Other courts addressing this issue have allowed a corporate plaintiff time to retain substitute counsel. If, however, a plaintiff fails to retain counsel, those courts have entered a default judgment (on motion of the defendant) on the pending counterclaims pursuant to Fed.R.Civ.P. 55(d). London-Swiss Commodity Investors, Ltd. v. Donney Securities, Inc., 78 Civ. 5548 (MJL), slip op. (S.D.N.Y.1979); see also Daewoo Electronics Corp. v. Western Auto Supply Co., 975 F.2d 474, 476 (8th Cir.1992). In Daewoo a corporate defendant severely hampered counsel’s efforts to prosecute the corporation’s claim. The district court ordered the corporation to secure new counsel. When the corporation failed to comply after a sua sponte extension of time, the court entered a default judgment on defendant’s counterclaims.3

These cases support the relief requested by defendant. Accordingly, based on the foregoing,

IT IS ORDERED, as follows:

*4721. Mr. Kerr’s motion to withdraw is granted.

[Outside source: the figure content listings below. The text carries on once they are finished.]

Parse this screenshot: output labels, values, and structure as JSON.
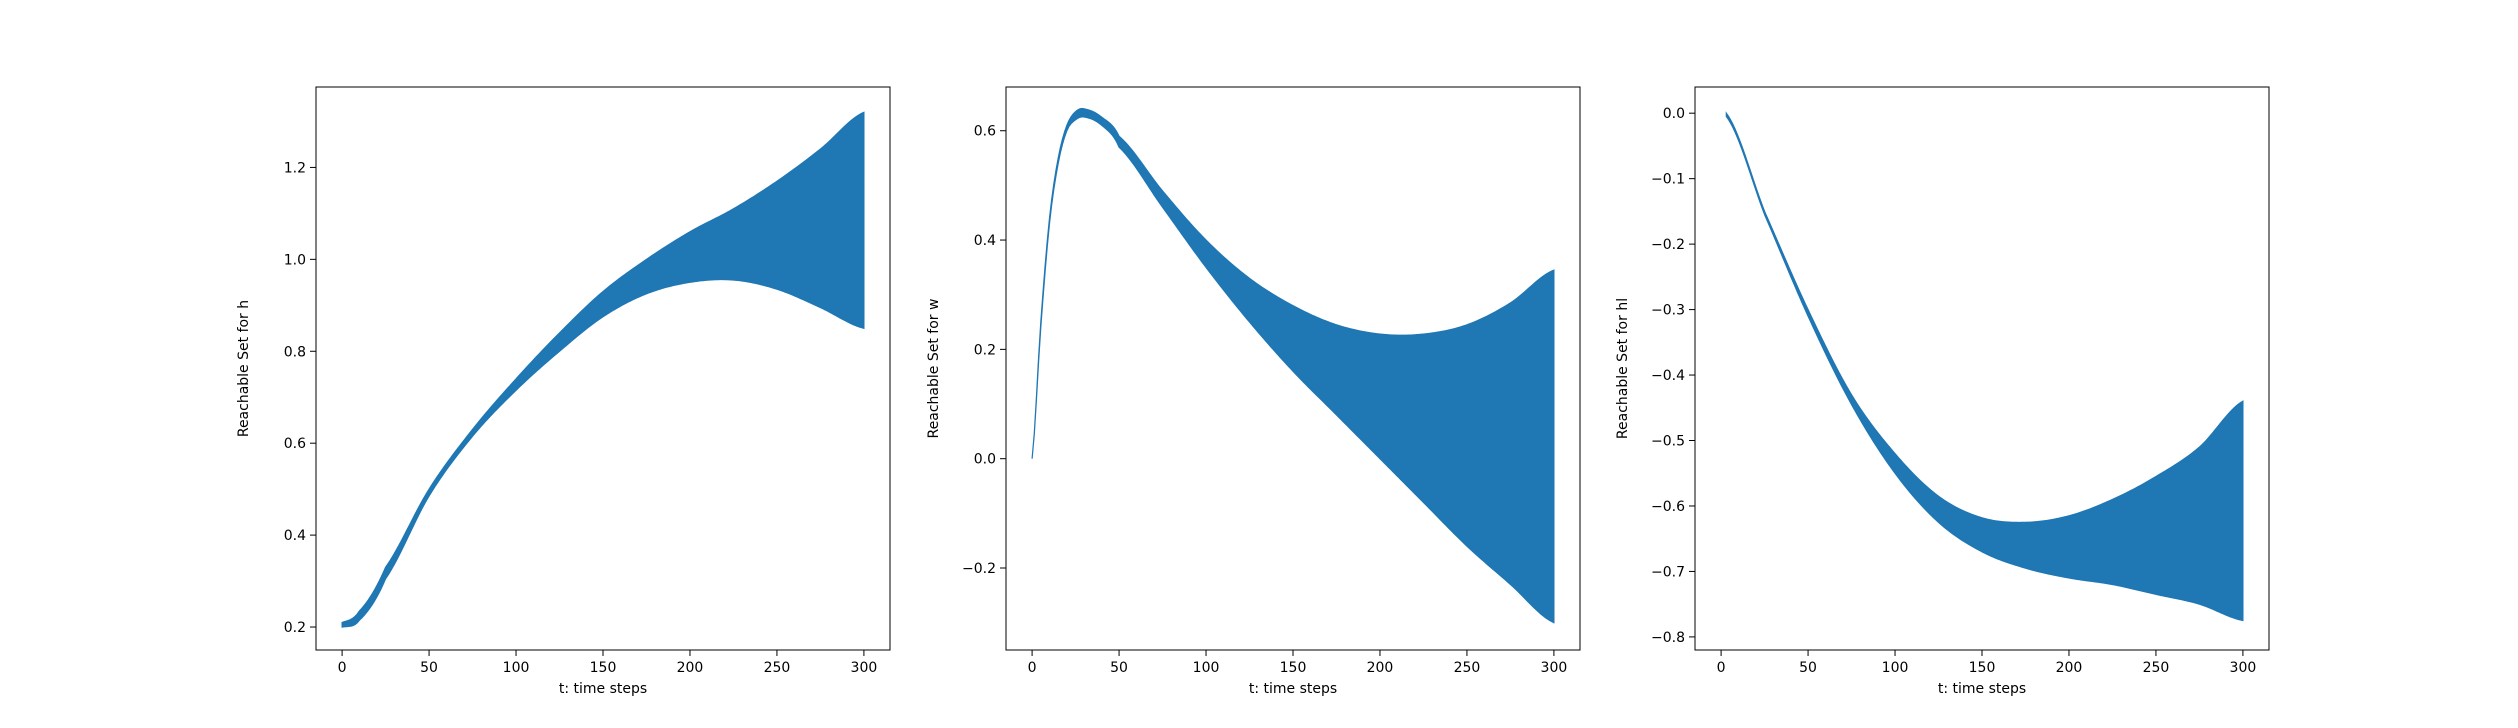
{
  "figure": {
    "background": "#ffffff"
  },
  "chart_data": [
    {
      "type": "area",
      "xlabel": "t: time steps",
      "ylabel": "Reachable Set for h",
      "xlim": [
        -15,
        315
      ],
      "ylim": [
        0.15,
        1.375
      ],
      "xticks": [
        0,
        50,
        100,
        150,
        200,
        250,
        300
      ],
      "xtick_labels": [
        "0",
        "50",
        "100",
        "150",
        "200",
        "250",
        "300"
      ],
      "yticks": [
        0.2,
        0.4,
        0.6,
        0.8,
        1.0,
        1.2
      ],
      "ytick_labels": [
        "0.2",
        "0.4",
        "0.6",
        "0.8",
        "1.0",
        "1.2"
      ],
      "grid": false,
      "fill_color": "#1f77b4",
      "x": [
        0,
        10,
        25,
        50,
        75,
        100,
        125,
        150,
        175,
        200,
        225,
        250,
        275,
        300
      ],
      "upper": [
        0.21,
        0.235,
        0.33,
        0.5,
        0.63,
        0.74,
        0.84,
        0.93,
        1.0,
        1.06,
        1.11,
        1.17,
        1.24,
        1.32
      ],
      "lower": [
        0.2,
        0.215,
        0.305,
        0.485,
        0.615,
        0.715,
        0.8,
        0.875,
        0.925,
        0.95,
        0.955,
        0.935,
        0.895,
        0.85
      ]
    },
    {
      "type": "area",
      "xlabel": "t: time steps",
      "ylabel": "Reachable Set for w",
      "xlim": [
        -15,
        315
      ],
      "ylim": [
        -0.35,
        0.68
      ],
      "xticks": [
        0,
        50,
        100,
        150,
        200,
        250,
        300
      ],
      "xtick_labels": [
        "0",
        "50",
        "100",
        "150",
        "200",
        "250",
        "300"
      ],
      "yticks": [
        -0.2,
        0.0,
        0.2,
        0.4,
        0.6
      ],
      "ytick_labels": [
        "−0.2",
        "0.0",
        "0.2",
        "0.4",
        "0.6"
      ],
      "grid": false,
      "fill_color": "#1f77b4",
      "x": [
        0,
        5,
        10,
        15,
        20,
        25,
        30,
        40,
        50,
        75,
        100,
        125,
        150,
        175,
        200,
        225,
        250,
        275,
        300
      ],
      "upper": [
        0.0,
        0.25,
        0.44,
        0.55,
        0.61,
        0.635,
        0.64,
        0.625,
        0.59,
        0.49,
        0.4,
        0.33,
        0.28,
        0.245,
        0.228,
        0.228,
        0.245,
        0.285,
        0.345
      ],
      "lower": [
        0.0,
        0.24,
        0.43,
        0.54,
        0.6,
        0.62,
        0.625,
        0.61,
        0.57,
        0.46,
        0.35,
        0.25,
        0.16,
        0.08,
        0.0,
        -0.08,
        -0.16,
        -0.23,
        -0.3
      ]
    },
    {
      "type": "area",
      "xlabel": "t: time steps",
      "ylabel": "Reachable Set for hl",
      "xlim": [
        -15,
        315
      ],
      "ylim": [
        -0.82,
        0.04
      ],
      "xticks": [
        0,
        50,
        100,
        150,
        200,
        250,
        300
      ],
      "xtick_labels": [
        "0",
        "50",
        "100",
        "150",
        "200",
        "250",
        "300"
      ],
      "yticks": [
        0.0,
        -0.1,
        -0.2,
        -0.3,
        -0.4,
        -0.5,
        -0.6,
        -0.7,
        -0.8
      ],
      "ytick_labels": [
        "0.0",
        "−0.1",
        "−0.2",
        "−0.3",
        "−0.4",
        "−0.5",
        "−0.6",
        "−0.7",
        "−0.8"
      ],
      "grid": false,
      "fill_color": "#1f77b4",
      "x": [
        3,
        25,
        50,
        75,
        100,
        125,
        150,
        175,
        200,
        225,
        250,
        275,
        300
      ],
      "upper": [
        0.0,
        -0.15,
        -0.3,
        -0.43,
        -0.52,
        -0.585,
        -0.618,
        -0.625,
        -0.615,
        -0.59,
        -0.555,
        -0.51,
        -0.44
      ],
      "lower": [
        -0.005,
        -0.155,
        -0.31,
        -0.445,
        -0.55,
        -0.625,
        -0.67,
        -0.695,
        -0.71,
        -0.72,
        -0.735,
        -0.75,
        -0.775
      ]
    }
  ]
}
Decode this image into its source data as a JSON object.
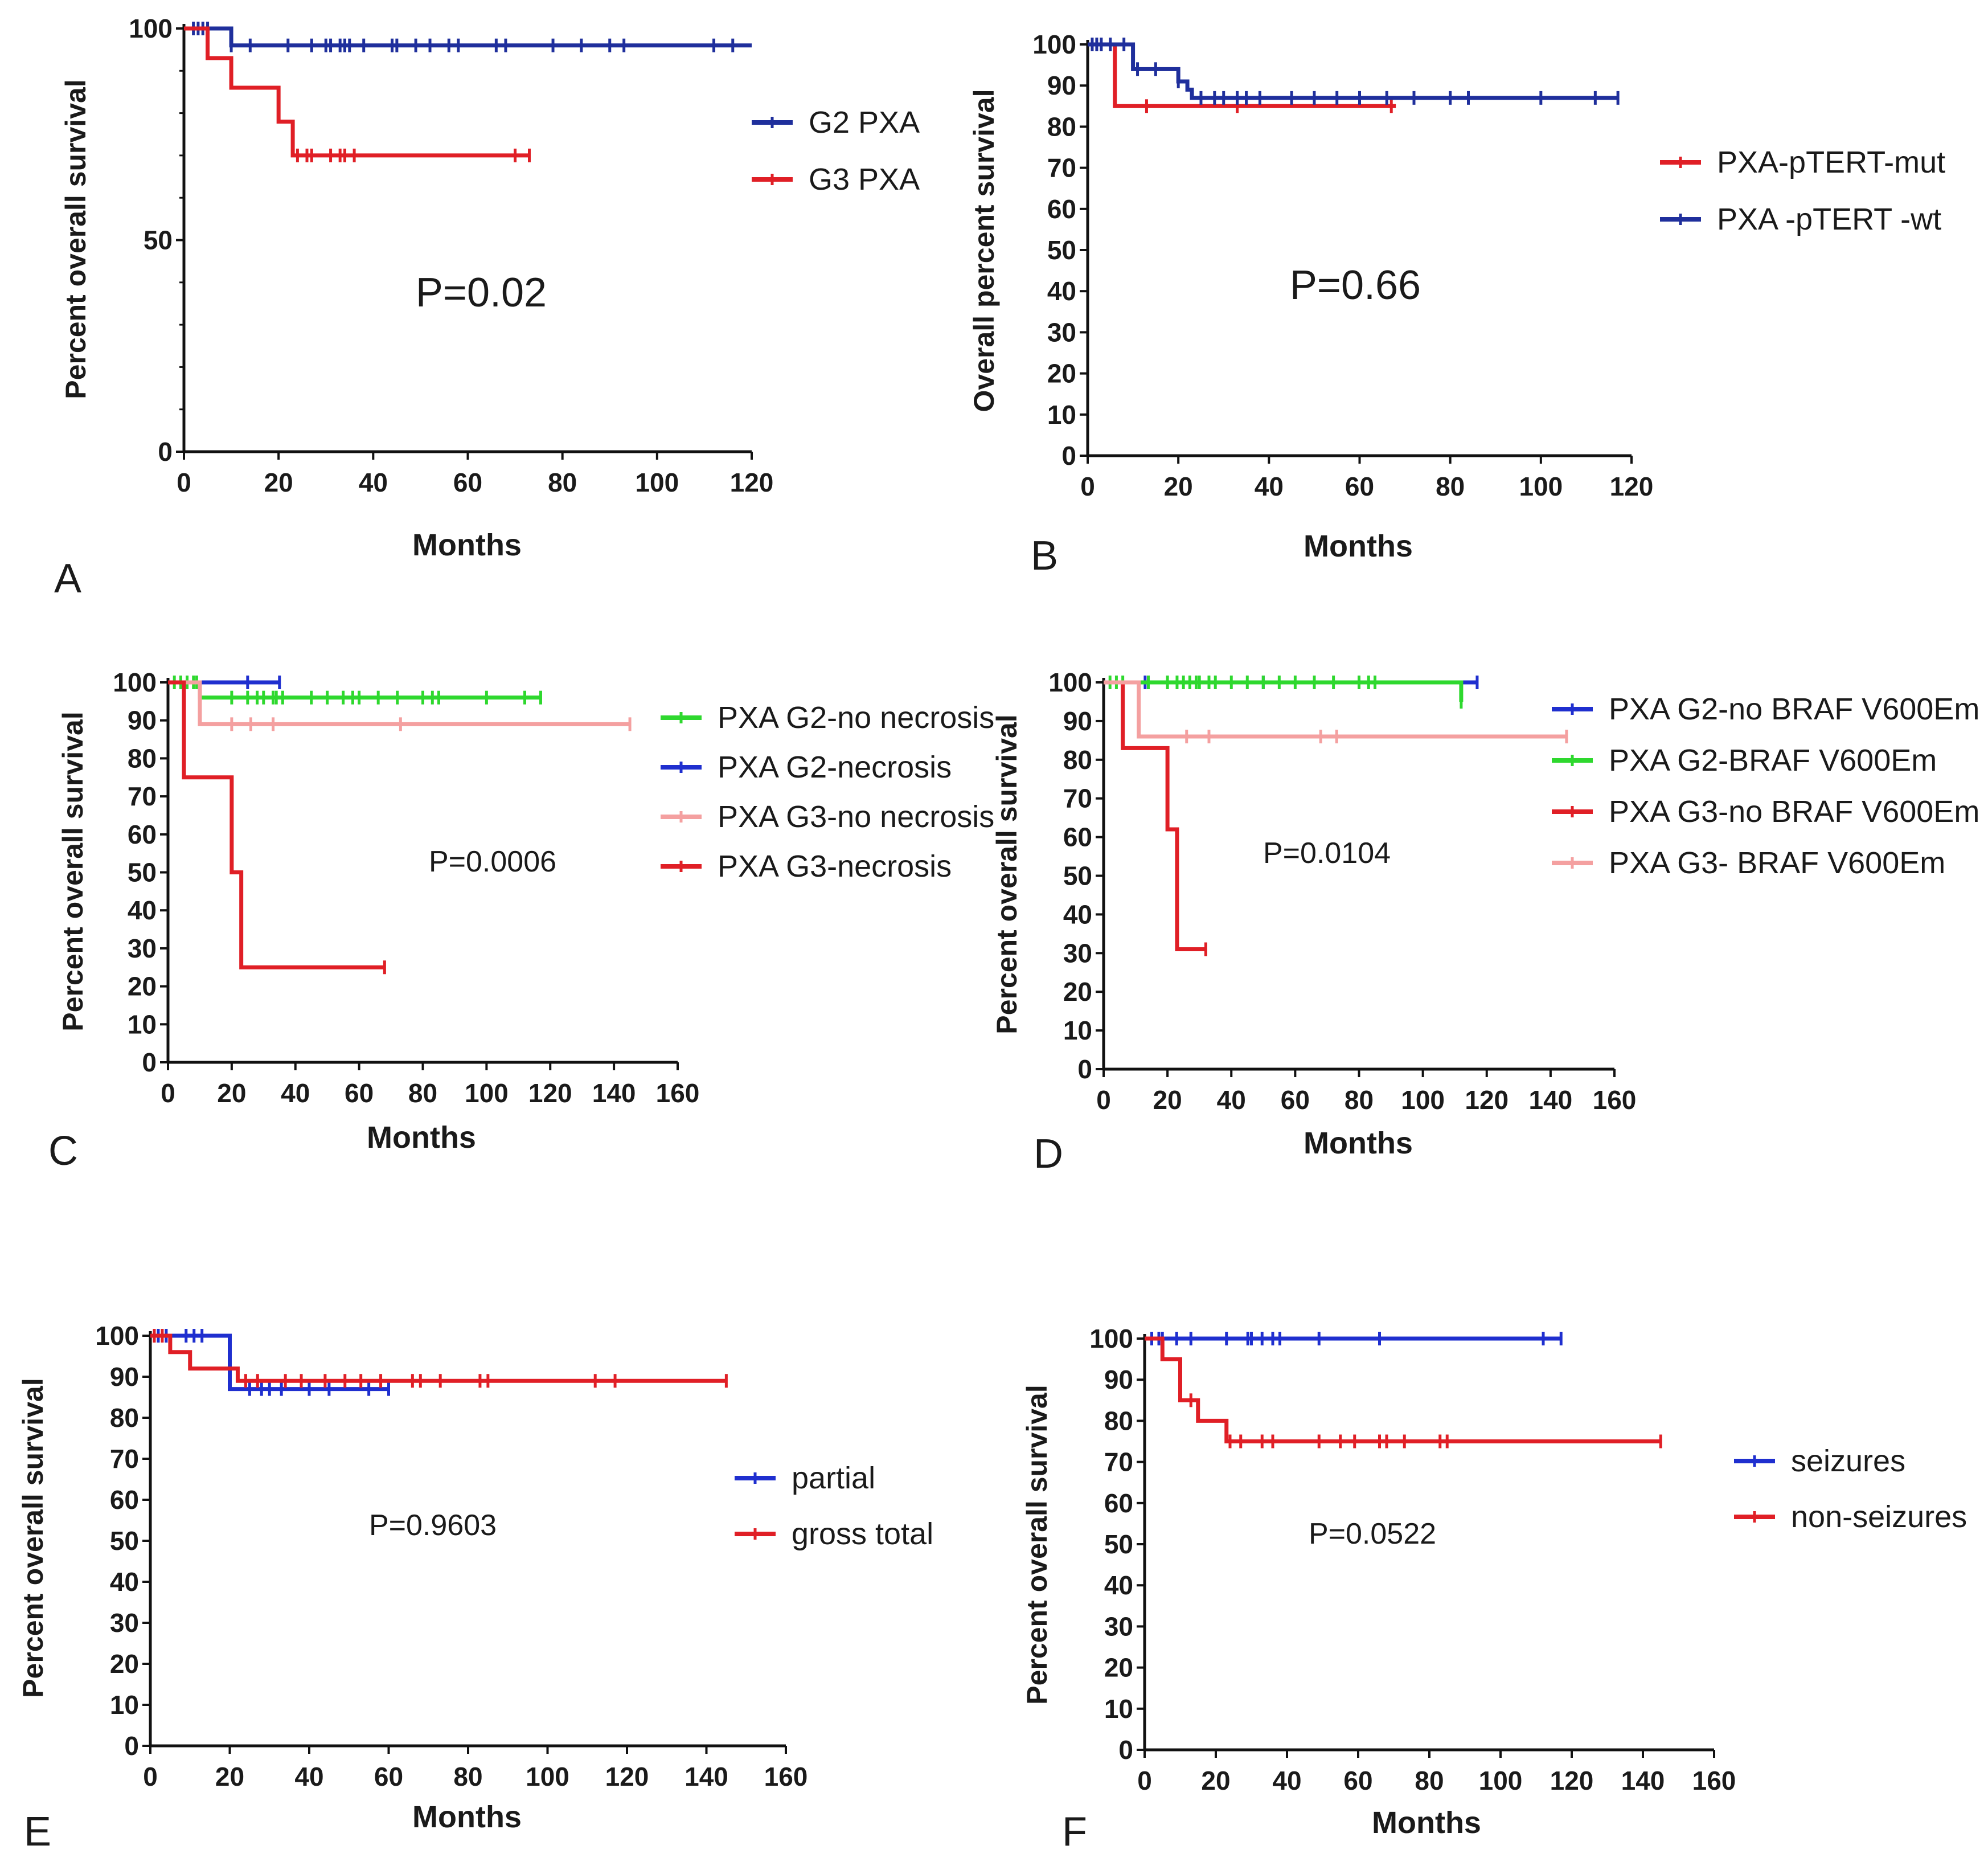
{
  "chart_data": [
    {
      "type": "line",
      "panel": "A",
      "xlabel": "Months",
      "ylabel": "Percent overall survival",
      "xlim": [
        0,
        120
      ],
      "ylim": [
        0,
        100
      ],
      "xticks": [
        0,
        20,
        40,
        60,
        80,
        100,
        120
      ],
      "yticks": [
        0,
        50,
        100
      ],
      "yminor": 10,
      "pvalue": "P=0.02",
      "series": [
        {
          "name": "G2 PXA",
          "color": "#1f2f9c",
          "x": [
            0,
            10,
            120
          ],
          "y": [
            100,
            96,
            96
          ],
          "censored": [
            2,
            3,
            4,
            5,
            10,
            14,
            22,
            27,
            30,
            31,
            33,
            34,
            35,
            38,
            44,
            45,
            49,
            52,
            56,
            58,
            66,
            68,
            78,
            84,
            90,
            93,
            112,
            116
          ]
        },
        {
          "name": "G3 PXA",
          "color": "#e01f26",
          "x": [
            0,
            5,
            10,
            20,
            23,
            73
          ],
          "y": [
            100,
            93,
            86,
            78,
            70,
            70
          ],
          "censored": [
            24,
            26,
            27,
            31,
            33,
            34,
            36,
            70,
            73
          ]
        }
      ]
    },
    {
      "type": "line",
      "panel": "B",
      "xlabel": "Months",
      "ylabel": "Overall percent survival",
      "xlim": [
        0,
        120
      ],
      "ylim": [
        0,
        100
      ],
      "xticks": [
        0,
        20,
        40,
        60,
        80,
        100,
        120
      ],
      "yticks": [
        0,
        10,
        20,
        30,
        40,
        50,
        60,
        70,
        80,
        90,
        100
      ],
      "pvalue": "P=0.66",
      "series": [
        {
          "name": "PXA-pTERT-mut",
          "color": "#e01f26",
          "x": [
            0,
            6,
            68
          ],
          "y": [
            100,
            85,
            85
          ],
          "censored": [
            13,
            33,
            67
          ]
        },
        {
          "name": "PXA -pTERT -wt",
          "color": "#1f2f9c",
          "x": [
            0,
            10,
            20,
            22,
            23,
            117
          ],
          "y": [
            100,
            94,
            91,
            89,
            87,
            87
          ],
          "censored": [
            1,
            2,
            3,
            5,
            8,
            11,
            15,
            20,
            25,
            28,
            30,
            33,
            35,
            38,
            45,
            50,
            55,
            60,
            66,
            72,
            80,
            84,
            100,
            112,
            117
          ]
        }
      ]
    },
    {
      "type": "line",
      "panel": "C",
      "xlabel": "Months",
      "ylabel": "Percent overall survival",
      "xlim": [
        0,
        160
      ],
      "ylim": [
        0,
        100
      ],
      "xticks": [
        0,
        20,
        40,
        60,
        80,
        100,
        120,
        140,
        160
      ],
      "yticks": [
        0,
        10,
        20,
        30,
        40,
        50,
        60,
        70,
        80,
        90,
        100
      ],
      "pvalue": "P=0.0006",
      "series": [
        {
          "name": "PXA G2-no necrosis",
          "color": "#2ed82e",
          "x": [
            0,
            10,
            117
          ],
          "y": [
            100,
            96,
            96
          ],
          "censored": [
            2,
            4,
            6,
            8,
            9,
            20,
            25,
            28,
            30,
            33,
            34,
            36,
            45,
            50,
            55,
            58,
            60,
            66,
            72,
            80,
            83,
            85,
            100,
            112,
            117
          ]
        },
        {
          "name": "PXA G2-necrosis",
          "color": "#1f2fcf",
          "x": [
            0,
            35
          ],
          "y": [
            100,
            100
          ],
          "censored": [
            25,
            35
          ]
        },
        {
          "name": "PXA G3-no necrosis",
          "color": "#f4a0a0",
          "x": [
            0,
            10,
            145
          ],
          "y": [
            100,
            89,
            89
          ],
          "censored": [
            20,
            26,
            33,
            73,
            145
          ]
        },
        {
          "name": "PXA G3-necrosis",
          "color": "#e01f26",
          "x": [
            0,
            5,
            20,
            23,
            68
          ],
          "y": [
            100,
            75,
            50,
            25,
            25
          ],
          "censored": [
            68
          ]
        }
      ]
    },
    {
      "type": "line",
      "panel": "D",
      "xlabel": "Months",
      "ylabel": "Percent overall survival",
      "xlim": [
        0,
        160
      ],
      "ylim": [
        0,
        100
      ],
      "xticks": [
        0,
        20,
        40,
        60,
        80,
        100,
        120,
        140,
        160
      ],
      "yticks": [
        0,
        10,
        20,
        30,
        40,
        50,
        60,
        70,
        80,
        90,
        100
      ],
      "pvalue": "P=0.0104",
      "series": [
        {
          "name": "PXA G2-no BRAF V600Em",
          "color": "#1f2fcf",
          "x": [
            0,
            117
          ],
          "y": [
            100,
            100
          ],
          "censored": [
            13,
            50,
            117
          ]
        },
        {
          "name": "PXA G2-BRAF V600Em",
          "color": "#2ed82e",
          "x": [
            0,
            10,
            112
          ],
          "y": [
            100,
            100,
            95
          ],
          "censored": [
            2,
            4,
            6,
            14,
            20,
            23,
            25,
            27,
            29,
            30,
            33,
            35,
            40,
            45,
            50,
            55,
            60,
            66,
            72,
            80,
            83,
            85,
            112
          ]
        },
        {
          "name": "PXA G3-no BRAF V600Em",
          "color": "#e01f26",
          "x": [
            0,
            6,
            20,
            23,
            32
          ],
          "y": [
            100,
            83,
            62,
            31,
            31
          ],
          "censored": [
            32
          ]
        },
        {
          "name": "PXA G3- BRAF V600Em",
          "color": "#f4a0a0",
          "x": [
            0,
            11,
            145
          ],
          "y": [
            100,
            86,
            86
          ],
          "censored": [
            26,
            33,
            68,
            73,
            145
          ]
        }
      ]
    },
    {
      "type": "line",
      "panel": "E",
      "xlabel": "Months",
      "ylabel": "Percent overall survival",
      "xlim": [
        0,
        160
      ],
      "ylim": [
        0,
        100
      ],
      "xticks": [
        0,
        20,
        40,
        60,
        80,
        100,
        120,
        140,
        160
      ],
      "yticks": [
        0,
        10,
        20,
        30,
        40,
        50,
        60,
        70,
        80,
        90,
        100
      ],
      "pvalue": "P=0.9603",
      "series": [
        {
          "name": "partial",
          "color": "#1f2fcf",
          "x": [
            0,
            20,
            60
          ],
          "y": [
            100,
            87,
            87
          ],
          "censored": [
            2,
            4,
            9,
            11,
            13,
            25,
            28,
            30,
            33,
            40,
            45,
            55,
            60
          ]
        },
        {
          "name": "gross total",
          "color": "#e01f26",
          "x": [
            0,
            5,
            10,
            20,
            22,
            145
          ],
          "y": [
            100,
            96,
            92,
            92,
            89,
            89
          ],
          "censored": [
            1,
            3,
            24,
            27,
            34,
            38,
            44,
            49,
            53,
            58,
            66,
            68,
            73,
            83,
            85,
            112,
            117,
            145
          ]
        }
      ]
    },
    {
      "type": "line",
      "panel": "F",
      "xlabel": "Months",
      "ylabel": "Percent overall survival",
      "xlim": [
        0,
        160
      ],
      "ylim": [
        0,
        100
      ],
      "xticks": [
        0,
        20,
        40,
        60,
        80,
        100,
        120,
        140,
        160
      ],
      "yticks": [
        0,
        10,
        20,
        30,
        40,
        50,
        60,
        70,
        80,
        90,
        100
      ],
      "pvalue": "P=0.0522",
      "series": [
        {
          "name": "seizures",
          "color": "#1f2fcf",
          "x": [
            0,
            117
          ],
          "y": [
            100,
            100
          ],
          "censored": [
            2,
            4,
            5,
            9,
            13,
            23,
            29,
            30,
            33,
            36,
            38,
            49,
            66,
            112,
            117
          ]
        },
        {
          "name": "non-seizures",
          "color": "#e01f26",
          "x": [
            0,
            5,
            10,
            15,
            20,
            23,
            145
          ],
          "y": [
            100,
            95,
            85,
            80,
            80,
            75,
            75
          ],
          "censored": [
            13,
            24,
            27,
            33,
            36,
            49,
            55,
            59,
            66,
            68,
            73,
            83,
            85,
            145
          ]
        }
      ]
    }
  ]
}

2. Plaintiff shall secure substitute counsel by February 16, 1993, both to prosecute its action and to defend against defendant’s counterclaims.

3. If plaintiff fails to comply with this order, the court will dismiss its case for failure to prosecute pursuant to RCFC 41(b). Thereafter, defendant may move for entry of default judgment for the full amount of defendant’s counterclaims. Should defendant file such a motion, briefing will be expedited pursuant to RCFC 77.1(b)(2).

4. The Clerk of the Court shall serve a copy of this order on plaintiff’s chief executive officer, H. Peter Tepperman.

. At defendant’s request and pursuant to RCFC 52.1(b), the order filed on January 13, 1993, is reissued for publication this date.

. The court discussed these issues with Mr. Kerr and defendant at the January 8 status conference.

. The precise damage amount was determined at a later hearing.